In 1903, despite numerous soft pitches, Wass was less effective, taking 76 wickets, though this was frequently attributed to the extreme placidity of the Trent Bridge pitches in fine weather. Still, in 1904, though overworked in unfavourable conditions, Wass appeared for the Players at Kennington Oval, which was to remain one of only two appearances he ever made in a representative match. In 1905, he was at times deadly but handicapped by an injury in a local game, which kept him out of a third of Nottinghamshire's county matches.

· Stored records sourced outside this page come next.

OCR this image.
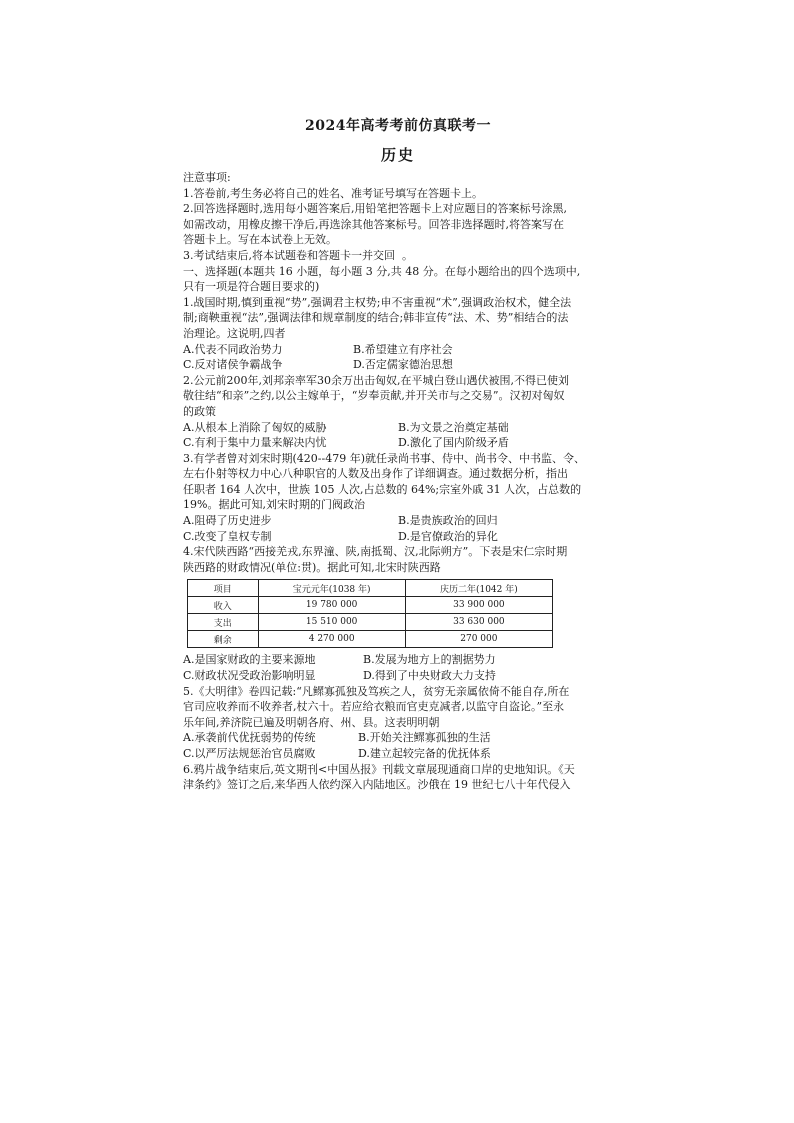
2024年高考考前仿真联考一
历史

注意事项:

1.答卷前,考生务必将自己的姓名、准考证号填写在答题卡上。

2.回答选择题时,选用每小题答案后,用铅笔把答题卡上对应题目的答案标号涂黑,

如需改动，用橡皮擦干净后,再选涂其他答案标号。回答非选择题时,将答案写在

答题卡上。写在本试卷上无效。

3.考试结束后,将本试题卷和答题卡一并交回  。

一、选择题(本题共 16 小题，每小题 3 分,共 48 分。在每小题给出的四个选项中,

只有一项是符合题目要求的)

1.战国时期,慎到重视“势”,强调君主权势;申不害重视“术”,强调政治权术，健全法

制;商鞅重视“法”,强调法律和规章制度的结合;韩非宣传“法、术、势”相结合的法

治理论。这说明,四者

A.代表不同政治势力	B.希望建立有序社会
C.反对诸侯争霸战争	D.否定儒家德治思想

2.公元前200年,刘邦亲率军30余万出击匈奴,在平城白登山遇伏被围,不得已使刘

敬往结“和亲”之约,以公主嫁单于，“岁奉贡献,并开关市与之交易”。汉初对匈奴

的政策

A.从根本上消除了匈奴的威胁	B.为文景之治奠定基础
C.有利于集中力量来解决内忧	D.激化了国内阶级矛盾

3.有学者曾对刘宋时期(420--479 年)就任录尚书事、侍中、尚书令、中书监、令、

左右仆射等权力中心八种职官的人数及出身作了详细调查。通过数据分析，指出

任职者 164 人次中，世族 105 人次,占总数的 64%;宗室外戚 31 人次，占总数的

19%。据此可知,刘宋时期的门阀政治

A.阻碍了历史进步	B.是贵族政治的回归
C.改变了皇权专制	D.是官僚政治的异化

4.宋代陕西路“西接羌戎,东界潼、陕,南抵蜀、汉,北际朔方”。下表是宋仁宗时期

陕西路的财政情况(单位:贯)。据此可知,北宋时陕西路

项目	宝元元年(1038 年)	庆历二年(1042 年)
收入	19 780 000	33 900 000
支出	15 510 000	33 630 000
剩余	4 270 000	270 000
A.是国家财政的主要来源地	B.发展为地方上的割据势力
C.财政状况受政治影响明显	D.得到了中央财政大力支持

5.《大明律》卷四记载:“凡鳏寡孤独及笃疾之人，贫穷无亲属依倚不能自存,所在

官司应收养而不收养者,杖六十。若应给衣粮而官吏克减者,以监守自盗论。”至永

乐年间,养济院已遍及明朝各府、州、县。这表明明朝

A.承袭前代优抚弱势的传统	B.开始关注鳏寡孤独的生活
C.以严厉法规惩治官员腐败	D.建立起较完备的优抚体系

6.鸦片战争结束后,英文期刊<中国丛报》刊载文章展现通商口岸的史地知识。《天

津条约》签订之后,来华西人依约深入内陆地区。沙俄在 19 世纪七八十年代侵入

May 1906 saw Wass at his deadliest, including one of the most remarkable games in county cricket at Aigburth, where he took 16 wickets in a day on a sticky wicket, yet Nottinghamshire still lost. However, after he recovered from a strain sustained in the Whitsuntide game against Surrey "the long-continued dry weather found out his limitations". In 1907, however, Wass opened with something even more sensational: taking 6 wickets for 3 runs against the Marylebone Cricket Club (MCC) after two blank days. This time wet weather continued almost continuously all summer, allowing Wass and Hallam to dominate match after match to such an extent that they took 298 wickets between them in just nineteen games, of which Nottinghamshire won fifteen and were never defeated. Nobody else bar John Gunn did any serious work, and Gunn took only 25 wickets in seventeen matches in which he bowled.

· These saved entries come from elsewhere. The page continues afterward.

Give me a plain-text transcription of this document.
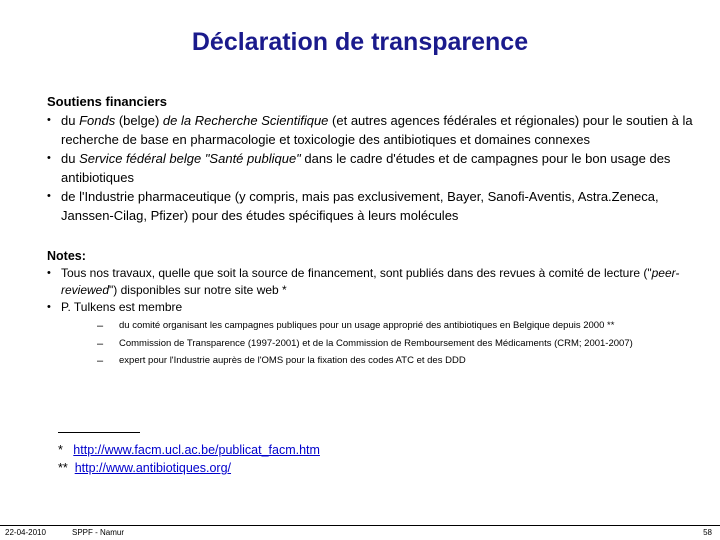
Déclaration de transparence
Soutiens financiers
• du Fonds (belge) de la Recherche Scientifique (et autres agences fédérales et régionales) pour le soutien à la recherche de base en pharmacologie et toxicologie des antibiotiques et domaines connexes
• du Service fédéral belge "Santé publique" dans le cadre d'études et de campagnes pour le bon usage des antibiotiques
• de l'Industrie pharmaceutique (y compris, mais pas exclusivement, Bayer, Sanofi-Aventis, Astra.Zeneca, Janssen-Cilag, Pfizer) pour des études spécifiques à leurs molécules
Notes:
• Tous nos travaux, quelle que soit la source de financement, sont publiés dans des revues à comité de lecture ("peer-reviewed") disponibles sur notre site web *
• P. Tulkens est membre
– du comité organisant les campagnes publiques pour un usage approprié des antibiotiques en Belgique depuis 2000 **
– Commission de Transparence (1997-2001) et de la Commission de Remboursement des Médicaments (CRM; 2001-2007)
– expert pour l'Industrie auprès de l'OMS pour la fixation des codes ATC et des DDD
* http://www.facm.ucl.ac.be/publicat_facm.htm
** http://www.antibiotiques.org/
22-04-2010	SPPF - Namur	58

Wass was chosen in the thirteen for the First Test against South Africa at Lord's in 1907 but left out of the final eleven. In 1908, although Hallam declined owing to rheumatism in his right shoulder, Wass remained at his best and took sixteen for 103 in a day against Essex. 1909, a summer as wet as 1907, was very disappointing: although Hallam was back to full fitness, Wass had his worst record since 1905, but in the following two years he recovered his form, and when helped by the wicket remained as formidable as ever despite having lost much of his former pace. The wet summer of 1912 was disappointing, with the wickets more helpful than ever: Wass took fifty fewer wickets than in 1907. Then in 1913 he failed to reach 100 wickets in a full season for the first time in ten years. 1914, when Wass was handicapped by injury and missed seven games, saw him fall further to 69 wickets at his highest average since 1903. After the war he appeared only once, in Joe Hardstaff senior's benefit match. "Topsy" Wass was regarded as a character but was generally popular drawing a remarkably warm tribute from Sir Pelham Warner when he died.